Bontoc Eulogy is a 1995 docudrama directed by Marlon Fuentes and distributed by the Corporation for Public Broadcasting. It was produced, written, directed, edited by, and stars Marlon Fuentes in the main role of a screen narrator going through an excruciating internal conflict regarding his heritage and following his thoughts as he recounts his grandfather's journey to the St. Louis World's Fair. It is the fifth film produced by Marlon Fuentes, following Arm in 1994.
Despite a limited audience view worldwide, this experimental documentary offered a deep and critical insight into Filipino history, and is considered a pioneering work in autoethnography. As a photographer, filmmaker, and conceptual artist, Marlon Fuentes' work has been shown in over 60 separate exhibitions in the past 20+ years alone and has been represented in collections such as Smithsonian Institution’s National Museum of American Art, the National Museum of American History, the Houston Museum of Fine Arts, the Library of Congress, the Corcoran Gallery of Art, and the Santa Barbara Museum of Art. Furthermore, his work has been nominated for the International Documentary Association’s Distinguished Achievement Award and has received many awards from the international community.

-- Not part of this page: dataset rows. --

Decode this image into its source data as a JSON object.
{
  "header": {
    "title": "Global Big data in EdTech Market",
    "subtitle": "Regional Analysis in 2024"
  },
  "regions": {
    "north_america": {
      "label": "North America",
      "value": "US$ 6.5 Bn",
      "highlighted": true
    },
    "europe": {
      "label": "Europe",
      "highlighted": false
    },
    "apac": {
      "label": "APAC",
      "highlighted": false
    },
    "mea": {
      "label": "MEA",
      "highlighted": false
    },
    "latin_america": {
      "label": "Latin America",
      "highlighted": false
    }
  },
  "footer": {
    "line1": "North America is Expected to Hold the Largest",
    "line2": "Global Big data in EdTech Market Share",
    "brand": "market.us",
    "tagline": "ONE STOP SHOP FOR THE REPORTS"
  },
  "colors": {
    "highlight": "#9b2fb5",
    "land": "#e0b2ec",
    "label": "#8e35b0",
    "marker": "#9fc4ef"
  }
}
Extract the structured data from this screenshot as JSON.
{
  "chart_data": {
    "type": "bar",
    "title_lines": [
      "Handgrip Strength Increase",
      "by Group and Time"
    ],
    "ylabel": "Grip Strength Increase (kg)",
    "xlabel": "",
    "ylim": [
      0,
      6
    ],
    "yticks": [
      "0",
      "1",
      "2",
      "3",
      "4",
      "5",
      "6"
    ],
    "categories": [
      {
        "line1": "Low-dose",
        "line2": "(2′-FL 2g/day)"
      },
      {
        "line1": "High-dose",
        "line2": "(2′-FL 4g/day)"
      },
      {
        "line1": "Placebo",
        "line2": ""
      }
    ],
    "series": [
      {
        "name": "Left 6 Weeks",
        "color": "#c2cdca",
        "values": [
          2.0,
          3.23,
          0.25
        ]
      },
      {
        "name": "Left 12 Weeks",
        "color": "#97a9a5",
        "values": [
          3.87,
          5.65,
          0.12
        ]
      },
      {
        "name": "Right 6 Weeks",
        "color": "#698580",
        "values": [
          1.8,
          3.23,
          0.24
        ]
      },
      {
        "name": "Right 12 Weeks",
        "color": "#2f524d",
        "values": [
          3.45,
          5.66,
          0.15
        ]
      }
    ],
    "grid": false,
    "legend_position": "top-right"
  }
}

Controversy surrounds the film even decades after its release. Some questioned the film for making audiences believe that this seemingly personal account was "real," because the piece combined fictional and factual content as a seamless historically based personal narrative. However, it can be soundly argued that the film's meaning would have been altered had this cinematic device been revealed in the beginning. Some critics have argued that the declaration of its fictional conceit via the film credits is actually the meta-denouement of the film, part of the multiple layers of interrogation conducted by the filmmaker/narrator in trying to ascertain the relationship between form and narrative. The location of the filmmaker (as "narrator") within the commingled streams of fiction and historical facts raises critical questions about the porosity of diegetic, extra-diegetic, and non-diegetic space in cinematic representations of culture and identity formation/s. The film balances its multi-layered critical objectives and formal devices without sacrificing accessibility to an audience. As an experimental, post-ethnographic film that uses/extends (albeit in stealth) the devices of structuralist/materialist cinematic conventions, the film still passes the test of "eminent watchability" despite its rigorous art-historical/theoretical agendas and lineage.